Roots | São Luís, Maranhão – A History of Reggae

Irie™ Magazine | Roots - São Luís, Maranhão

Adapted & Revised by: Fabiana Rasta

São Luís, Maranhão

A History of Reggae

It is difficult to define exactly which elements determined the adoption of reggae by the Maranhense population, making it widespread, especially among the suburbs of São Luís. According to DJ Ademar Danilo, in the region involving the states of Pará and Maranhão, where São Luís is the capital, there was always a music predominance of Caribbean rhythms, especially Merengue. So, he concludes that the fact that Maranhão and Jamaica have populations that are predominantly black creates a very strong identity between these people. Yet, the taste of the black population of São Luís reggae, has to do with an emotional appeal. The reggae singers sing with a spirituality that strikes within the heart of the people, causing great identity between São Luís and Jamaica. Most importantly, they do not need to understand the language to feel this emotional appeal.

For journalist Octavio Rodrigues, there is an identification between reggae and Bumba-meu-boi of Maranhão, for the marking of Bumba-meu-boi leathers is focused on setbacks as in reggae.

Mundinha Araújo, a researcher of the history of black culture in Maranhão, said to be the merengue, a very common dance party of the black villages in the state, therefore, considering that the population living in the outskirts of São Luís capital is formed in general by groups that migrated from rural areas, there is a predisposition among them, for the acceptance of Caribbean rhythms.

Fauzi Beydoun, lead singer of reggae band Tribo de Jah, whose components are visually impaired, believes that there is a direct line that identifies the Maranhão and Jamaica. In his words, there is a great similarity between the way the reggae settled in Jamaica and Maranhão, signaling a cultural identity among maranhenses blacks and Jamaicans, although here they do not understand the lyrics.

These statements are important as they contribute to the reflection on what would be the connecting elements between reggae appreciators of São Luís with Jamaicans. Precipitated, doubtful or legitimate, indicate, without doubt, the like of Maranhão people by Caribbean rhythms as determining factors for the adoption of reggae on the island since the late 1970’s spreading the pace among the black population of the periphery of city.Even they don´t understand the language, reggae is translated as a very strong and legitimate vehicle to mobilize and identify with the low-income black population that inhabits the stilt city.

A striking difference between Jamaica, and certainly other places where the reggae rhythm is known is that in São Luís reggae is danced in pairs instead of individually. In the capital of Maranhão, reggae dance acquired peculiar characteristic mixing steps forró , merengue and bolero. There is also those who prefer to create collective choreography, in which three, five or more people dance together with coordinated steps.

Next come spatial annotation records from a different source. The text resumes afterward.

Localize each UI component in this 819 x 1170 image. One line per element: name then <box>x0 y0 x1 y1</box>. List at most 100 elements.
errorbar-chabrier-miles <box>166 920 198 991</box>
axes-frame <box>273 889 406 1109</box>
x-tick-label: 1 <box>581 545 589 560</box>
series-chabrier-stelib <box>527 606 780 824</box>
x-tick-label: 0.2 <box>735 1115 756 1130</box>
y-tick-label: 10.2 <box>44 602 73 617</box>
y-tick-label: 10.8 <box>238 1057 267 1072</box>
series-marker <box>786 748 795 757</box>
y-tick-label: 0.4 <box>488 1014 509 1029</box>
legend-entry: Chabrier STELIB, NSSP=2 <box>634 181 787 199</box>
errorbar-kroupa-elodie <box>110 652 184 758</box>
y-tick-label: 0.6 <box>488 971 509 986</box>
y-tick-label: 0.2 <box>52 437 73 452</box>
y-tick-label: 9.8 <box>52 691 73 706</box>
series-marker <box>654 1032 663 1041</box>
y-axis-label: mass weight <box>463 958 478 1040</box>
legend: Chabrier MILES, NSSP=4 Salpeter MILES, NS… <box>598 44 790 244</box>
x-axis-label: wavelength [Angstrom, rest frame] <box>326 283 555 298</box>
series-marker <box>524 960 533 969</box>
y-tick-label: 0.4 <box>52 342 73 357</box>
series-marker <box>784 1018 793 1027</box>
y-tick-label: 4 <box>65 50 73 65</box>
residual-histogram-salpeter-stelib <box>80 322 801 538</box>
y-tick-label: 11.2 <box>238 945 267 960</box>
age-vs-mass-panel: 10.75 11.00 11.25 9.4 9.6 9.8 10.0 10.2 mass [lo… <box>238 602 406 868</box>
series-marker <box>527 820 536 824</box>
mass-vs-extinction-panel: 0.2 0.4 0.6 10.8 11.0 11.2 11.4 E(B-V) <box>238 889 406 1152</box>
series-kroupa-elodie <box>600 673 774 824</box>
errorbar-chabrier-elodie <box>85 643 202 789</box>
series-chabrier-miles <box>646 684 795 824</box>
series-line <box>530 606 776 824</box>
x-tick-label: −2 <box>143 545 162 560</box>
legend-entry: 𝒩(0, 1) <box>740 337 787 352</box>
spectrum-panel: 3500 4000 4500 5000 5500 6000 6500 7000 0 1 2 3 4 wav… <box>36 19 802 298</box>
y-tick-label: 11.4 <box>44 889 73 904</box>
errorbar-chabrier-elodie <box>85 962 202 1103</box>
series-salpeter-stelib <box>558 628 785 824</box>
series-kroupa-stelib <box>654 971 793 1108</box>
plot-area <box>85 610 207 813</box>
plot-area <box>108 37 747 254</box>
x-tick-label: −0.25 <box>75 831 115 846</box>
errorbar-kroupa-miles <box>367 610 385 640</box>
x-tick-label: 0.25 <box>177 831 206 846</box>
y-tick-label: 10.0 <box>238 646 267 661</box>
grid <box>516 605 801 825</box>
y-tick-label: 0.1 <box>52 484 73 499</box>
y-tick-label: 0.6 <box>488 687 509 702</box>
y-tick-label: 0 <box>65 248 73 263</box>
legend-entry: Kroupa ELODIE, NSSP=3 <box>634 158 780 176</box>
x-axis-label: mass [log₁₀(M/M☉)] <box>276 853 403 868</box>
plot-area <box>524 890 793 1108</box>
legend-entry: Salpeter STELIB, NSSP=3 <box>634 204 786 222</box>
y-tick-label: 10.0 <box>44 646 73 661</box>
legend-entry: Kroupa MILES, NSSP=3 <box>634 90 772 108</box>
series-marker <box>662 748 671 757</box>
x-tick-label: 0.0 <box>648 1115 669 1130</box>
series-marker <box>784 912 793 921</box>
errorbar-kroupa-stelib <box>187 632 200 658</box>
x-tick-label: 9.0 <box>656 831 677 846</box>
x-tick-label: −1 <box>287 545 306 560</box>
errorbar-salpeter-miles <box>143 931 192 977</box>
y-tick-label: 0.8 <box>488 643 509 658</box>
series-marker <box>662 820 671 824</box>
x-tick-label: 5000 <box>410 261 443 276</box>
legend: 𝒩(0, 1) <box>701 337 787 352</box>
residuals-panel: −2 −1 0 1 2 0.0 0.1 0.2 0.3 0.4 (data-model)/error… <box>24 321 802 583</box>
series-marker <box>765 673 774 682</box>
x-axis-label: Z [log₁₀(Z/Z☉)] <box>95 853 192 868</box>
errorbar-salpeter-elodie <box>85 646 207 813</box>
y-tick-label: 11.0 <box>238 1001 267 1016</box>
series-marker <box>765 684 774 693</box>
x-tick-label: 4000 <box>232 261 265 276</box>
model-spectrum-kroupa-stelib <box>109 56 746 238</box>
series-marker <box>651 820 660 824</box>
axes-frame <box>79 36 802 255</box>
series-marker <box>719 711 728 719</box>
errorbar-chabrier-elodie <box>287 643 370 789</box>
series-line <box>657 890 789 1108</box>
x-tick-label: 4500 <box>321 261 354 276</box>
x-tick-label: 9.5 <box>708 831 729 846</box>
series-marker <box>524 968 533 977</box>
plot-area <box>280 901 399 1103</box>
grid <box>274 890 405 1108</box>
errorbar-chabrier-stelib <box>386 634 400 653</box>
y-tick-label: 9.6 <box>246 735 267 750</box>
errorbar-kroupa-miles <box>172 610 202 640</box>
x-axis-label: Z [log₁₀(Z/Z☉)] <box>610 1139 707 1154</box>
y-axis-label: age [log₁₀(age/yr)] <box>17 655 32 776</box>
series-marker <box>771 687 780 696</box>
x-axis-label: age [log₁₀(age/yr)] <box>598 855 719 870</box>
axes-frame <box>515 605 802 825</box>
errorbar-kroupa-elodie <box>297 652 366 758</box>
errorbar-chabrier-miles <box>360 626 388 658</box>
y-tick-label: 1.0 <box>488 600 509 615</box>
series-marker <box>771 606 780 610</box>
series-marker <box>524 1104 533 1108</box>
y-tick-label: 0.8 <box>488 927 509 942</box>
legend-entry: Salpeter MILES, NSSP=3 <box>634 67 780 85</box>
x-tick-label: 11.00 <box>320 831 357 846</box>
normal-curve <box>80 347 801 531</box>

In São Luís, one of the important factors for the dissemination of reggae is the existence of so-called ‘Radiolas’. They are sophisticated systems, with up to forty speakers that often contrast with the
poverty of festas. As Radiola salons are operated by a disc jockey (who is not always the owner), and are hired by the owners of the salons, to enliven the festivities in various parts of the city at the weekends. The same way as sound systems Jamaicans, the maranhenses Radiola not born with the reggae, some of them already existed previously, promoting parties with other rhythms (forró, merengue, lambada and even discoteque). From the mid 1980 decade, there was a Radiola proliferation, directed almost exclusively to the promotion of reggae parties.

*Taken from the book Da Terra das Primaveras á Ilha do Amor:Reggae, Lazer e Identidade Cultural of the writer Carlos Benedito Rodrigues da Silva.